On February 16, 2022, the IRS published a frequently asked questions (FAQ) page regarding Schedule K-2/K-3 reporting. We noted in a prior BKD Thoughtware® article that the IRS clarified that Schedules K-2/K-3 may be required for domestic partnerships and S corporations that do not have foreign activity or foreign owners, as indicated by the IRS in the schedule instructions.
However, in question 15 of the FAQ, the IRS is providing an exception for the 2021 filing year for certain domestic partnerships and S corps.

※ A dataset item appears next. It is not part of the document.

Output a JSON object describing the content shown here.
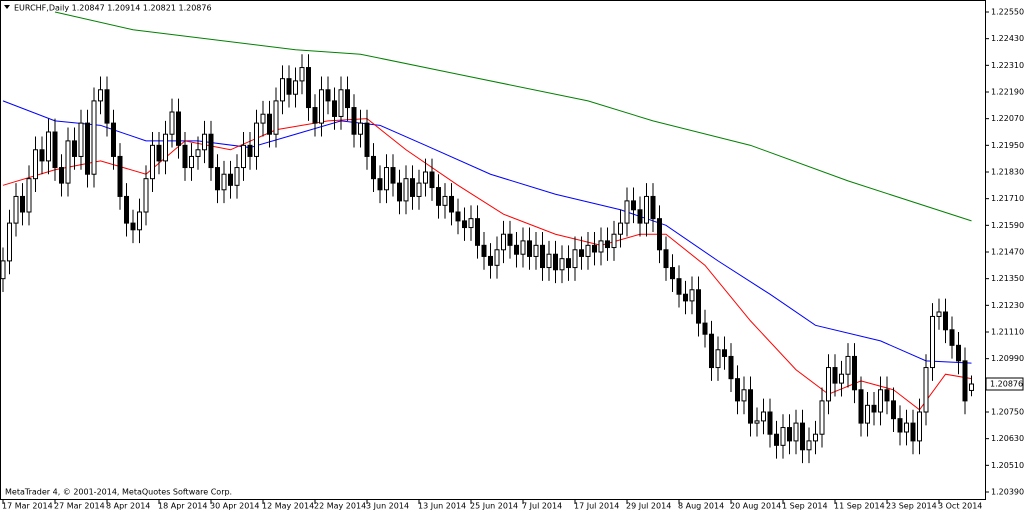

To qualify for the exception from filing, the following must be met:
- In tax year 2021, the direct partners in the domestic partnership are not foreign partnerships, foreign corporations, foreign individuals, foreign estates, or foreign trusts.
- In tax year 2021, the domestic partnership or S corp has no foreign activity, including foreign taxes paid or accrued or ownership of assets that generate, have generated, or may reasonably expect to generate foreign source income (see section 1.861-9(g)(3)).

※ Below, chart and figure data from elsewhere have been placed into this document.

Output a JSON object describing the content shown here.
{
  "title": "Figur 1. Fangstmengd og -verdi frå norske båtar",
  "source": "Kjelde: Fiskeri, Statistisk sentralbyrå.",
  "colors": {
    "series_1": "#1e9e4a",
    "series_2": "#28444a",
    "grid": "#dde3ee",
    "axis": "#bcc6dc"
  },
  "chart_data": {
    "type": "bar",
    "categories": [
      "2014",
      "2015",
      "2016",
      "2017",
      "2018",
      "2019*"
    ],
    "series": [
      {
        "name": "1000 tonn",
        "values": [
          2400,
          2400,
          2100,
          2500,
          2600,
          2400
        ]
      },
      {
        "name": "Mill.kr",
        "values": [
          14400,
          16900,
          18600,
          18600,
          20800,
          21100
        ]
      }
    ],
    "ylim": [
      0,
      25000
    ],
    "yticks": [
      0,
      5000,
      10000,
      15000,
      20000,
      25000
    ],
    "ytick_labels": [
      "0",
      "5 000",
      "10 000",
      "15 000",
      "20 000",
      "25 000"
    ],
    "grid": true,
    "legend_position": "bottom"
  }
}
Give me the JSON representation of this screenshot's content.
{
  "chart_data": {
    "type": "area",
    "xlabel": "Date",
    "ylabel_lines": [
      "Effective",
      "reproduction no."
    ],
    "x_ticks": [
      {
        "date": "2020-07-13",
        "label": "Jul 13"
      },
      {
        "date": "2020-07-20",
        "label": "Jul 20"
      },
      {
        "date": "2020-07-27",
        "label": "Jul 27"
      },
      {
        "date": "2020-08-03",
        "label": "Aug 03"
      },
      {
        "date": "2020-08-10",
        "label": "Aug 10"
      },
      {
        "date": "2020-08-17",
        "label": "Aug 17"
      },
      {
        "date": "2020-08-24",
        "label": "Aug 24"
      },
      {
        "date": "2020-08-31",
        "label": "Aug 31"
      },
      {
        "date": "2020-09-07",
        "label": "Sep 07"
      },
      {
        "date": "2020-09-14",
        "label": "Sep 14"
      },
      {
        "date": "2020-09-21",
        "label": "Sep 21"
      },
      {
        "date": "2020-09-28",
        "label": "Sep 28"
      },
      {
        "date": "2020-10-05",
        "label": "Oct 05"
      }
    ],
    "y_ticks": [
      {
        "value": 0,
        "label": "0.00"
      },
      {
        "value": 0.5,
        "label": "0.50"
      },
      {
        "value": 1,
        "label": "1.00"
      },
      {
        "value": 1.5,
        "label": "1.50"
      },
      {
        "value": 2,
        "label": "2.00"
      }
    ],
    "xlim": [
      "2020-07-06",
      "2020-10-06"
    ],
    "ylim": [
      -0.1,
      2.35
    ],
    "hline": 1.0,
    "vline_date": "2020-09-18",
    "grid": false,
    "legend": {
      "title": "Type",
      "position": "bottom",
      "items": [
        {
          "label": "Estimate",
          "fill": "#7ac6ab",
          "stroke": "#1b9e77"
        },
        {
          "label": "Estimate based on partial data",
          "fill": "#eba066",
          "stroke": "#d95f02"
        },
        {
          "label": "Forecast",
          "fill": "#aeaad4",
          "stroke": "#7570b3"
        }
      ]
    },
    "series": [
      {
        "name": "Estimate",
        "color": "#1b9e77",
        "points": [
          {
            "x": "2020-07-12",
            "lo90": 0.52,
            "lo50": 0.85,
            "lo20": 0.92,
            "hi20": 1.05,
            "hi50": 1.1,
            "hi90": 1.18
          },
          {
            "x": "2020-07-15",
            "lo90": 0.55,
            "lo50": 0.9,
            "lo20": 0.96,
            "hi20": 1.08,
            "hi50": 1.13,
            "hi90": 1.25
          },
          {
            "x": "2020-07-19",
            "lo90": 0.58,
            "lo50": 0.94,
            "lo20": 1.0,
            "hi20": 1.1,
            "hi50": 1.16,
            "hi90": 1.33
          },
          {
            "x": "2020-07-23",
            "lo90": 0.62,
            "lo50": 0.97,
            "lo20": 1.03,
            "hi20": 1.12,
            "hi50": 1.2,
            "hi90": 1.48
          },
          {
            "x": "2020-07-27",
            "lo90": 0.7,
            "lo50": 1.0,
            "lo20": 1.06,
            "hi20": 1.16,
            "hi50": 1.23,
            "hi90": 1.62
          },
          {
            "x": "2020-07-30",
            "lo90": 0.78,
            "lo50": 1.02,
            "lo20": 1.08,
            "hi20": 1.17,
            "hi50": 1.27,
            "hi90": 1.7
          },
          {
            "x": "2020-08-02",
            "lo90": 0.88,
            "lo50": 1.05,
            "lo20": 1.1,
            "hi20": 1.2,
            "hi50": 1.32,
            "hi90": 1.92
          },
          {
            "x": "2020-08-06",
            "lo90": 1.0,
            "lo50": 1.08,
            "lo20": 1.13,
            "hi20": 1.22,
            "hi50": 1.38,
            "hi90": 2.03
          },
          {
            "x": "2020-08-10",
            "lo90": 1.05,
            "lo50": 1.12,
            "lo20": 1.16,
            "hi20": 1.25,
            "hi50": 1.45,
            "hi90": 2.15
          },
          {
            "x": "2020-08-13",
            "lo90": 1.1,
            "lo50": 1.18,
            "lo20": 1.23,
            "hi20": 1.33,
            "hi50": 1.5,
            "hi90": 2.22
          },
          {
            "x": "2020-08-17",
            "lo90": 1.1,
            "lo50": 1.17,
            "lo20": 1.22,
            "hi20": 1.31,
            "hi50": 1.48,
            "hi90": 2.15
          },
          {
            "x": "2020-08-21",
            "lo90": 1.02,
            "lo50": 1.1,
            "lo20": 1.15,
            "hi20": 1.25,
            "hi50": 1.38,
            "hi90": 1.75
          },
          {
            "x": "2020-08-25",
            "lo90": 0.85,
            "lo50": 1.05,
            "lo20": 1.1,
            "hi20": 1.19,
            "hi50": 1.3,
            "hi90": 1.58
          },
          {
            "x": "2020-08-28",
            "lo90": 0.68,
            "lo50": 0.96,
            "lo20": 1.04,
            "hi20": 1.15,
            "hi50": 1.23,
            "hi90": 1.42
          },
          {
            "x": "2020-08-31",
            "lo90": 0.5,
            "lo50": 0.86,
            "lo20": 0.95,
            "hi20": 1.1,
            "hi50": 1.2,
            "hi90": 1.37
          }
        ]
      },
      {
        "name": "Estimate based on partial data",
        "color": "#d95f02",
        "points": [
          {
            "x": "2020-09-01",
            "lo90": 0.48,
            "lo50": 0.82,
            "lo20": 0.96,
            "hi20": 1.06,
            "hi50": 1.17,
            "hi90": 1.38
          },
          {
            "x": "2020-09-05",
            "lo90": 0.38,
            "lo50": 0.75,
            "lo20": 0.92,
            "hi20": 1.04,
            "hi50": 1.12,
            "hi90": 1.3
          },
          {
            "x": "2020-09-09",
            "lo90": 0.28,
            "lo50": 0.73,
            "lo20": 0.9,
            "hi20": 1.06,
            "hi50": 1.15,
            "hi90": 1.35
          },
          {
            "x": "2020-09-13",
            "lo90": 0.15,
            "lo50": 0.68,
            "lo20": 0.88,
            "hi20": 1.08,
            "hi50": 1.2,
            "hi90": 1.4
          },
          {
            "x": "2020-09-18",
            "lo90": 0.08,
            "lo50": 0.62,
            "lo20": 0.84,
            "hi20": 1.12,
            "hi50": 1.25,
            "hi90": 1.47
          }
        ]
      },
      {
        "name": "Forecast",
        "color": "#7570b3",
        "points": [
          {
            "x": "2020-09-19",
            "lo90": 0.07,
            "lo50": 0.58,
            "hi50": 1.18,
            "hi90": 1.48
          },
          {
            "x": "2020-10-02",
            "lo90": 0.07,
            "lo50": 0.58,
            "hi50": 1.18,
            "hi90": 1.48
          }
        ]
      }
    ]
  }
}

- In tax year 2020, the domestic partnership or S corp did not provide to its partners or shareholders nor did the partners or shareholders request the information regarding (on the form or attachments thereto):
- Line 16, Form 1065, Schedules K and K-1 (line 14 for Form 1120-S), and
- Line 20c, Form 1065, Schedules K and K-1 (Controlled Foreign Corporations, Passive Foreign Investment Companies, 1120-F, section 250, section 864(c)(8), section 721(c) partnerships, and section 7874) (line 17d for Form 1120-S).

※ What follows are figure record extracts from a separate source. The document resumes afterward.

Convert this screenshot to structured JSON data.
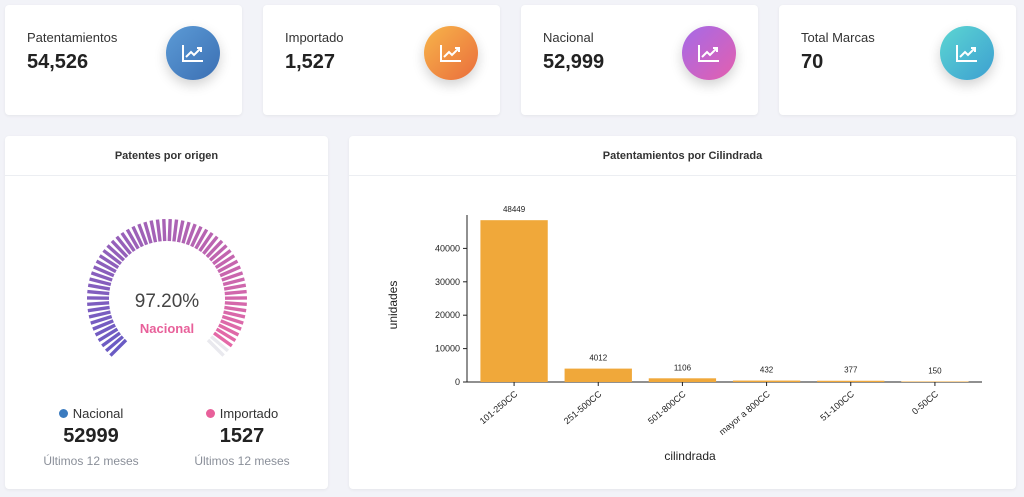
{
  "stats": [
    {
      "label": "Patentamientos",
      "value": "54,526",
      "icon": "trend-chart-icon",
      "gradient": [
        "#5c9bd6",
        "#3b6fb3"
      ]
    },
    {
      "label": "Importado",
      "value": "1,527",
      "icon": "trend-chart-icon",
      "gradient": [
        "#f7b54a",
        "#ea6d3c"
      ]
    },
    {
      "label": "Nacional",
      "value": "52,999",
      "icon": "trend-chart-icon",
      "gradient": [
        "#a46ae8",
        "#e45fae"
      ]
    },
    {
      "label": "Total Marcas",
      "value": "70",
      "icon": "trend-chart-icon",
      "gradient": [
        "#5cd6d2",
        "#3d9fd1"
      ]
    }
  ],
  "origin_panel": {
    "title": "Patentes por origen",
    "percent": "97.20%",
    "percent_label": "Nacional",
    "gauge_fraction": 0.972,
    "colors": {
      "start": "#6a5bc4",
      "end": "#e86aa6",
      "rest": "#e9e9ee"
    },
    "legend": [
      {
        "label": "Nacional",
        "value": "52999",
        "sub": "Últimos 12 meses",
        "color": "#3b7bbf"
      },
      {
        "label": "Importado",
        "value": "1527",
        "sub": "Últimos 12 meses",
        "color": "#e8609a"
      }
    ]
  },
  "cilindrada_panel": {
    "title": "Patentamientos por Cilindrada"
  },
  "chart_data": {
    "type": "bar",
    "categories": [
      "101-250CC",
      "251-500CC",
      "501-800CC",
      "mayor a 800CC",
      "51-100CC",
      "0-50CC"
    ],
    "values": [
      48449,
      4012,
      1106,
      432,
      377,
      150
    ],
    "ylabel": "unidades",
    "xlabel": "cilindrada",
    "yticks": [
      0,
      10000,
      20000,
      30000,
      40000
    ],
    "ylim": [
      0,
      50000
    ],
    "bar_color": "#f0a83a"
  }
}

- The domestic partnership or S corp has no knowledge that the partners or shareholders are requesting such information for tax year 2021.
If a partnership or S corp qualifies for this exception, the domestic partnership or S corp does not need to file Schedules K-2 and K-3 with the IRS or with its partners or shareholders. However, if the partnership or S corp is subsequently notified by a partner or shareholder that all or part of the information contained on Schedule K-3 is needed to complete their tax return, then the partnership or S corp must provide the information to the partner or shareholder. If a partner or shareholder notifies the partnership or S corp before the partnership or S corp files its return, the conditions for the exception are not met and the partnership or S corp must provide the Schedule K-3 to the partner or shareholder and file the Schedules K-2 and K-3 with the IRS.
Given the timing, we anticipate this to be welcomed relief for a number of taxpayers that were unsure whether Schedules K-2/K-3 are required, along with a reduced burden for those that clearly met the exceptions.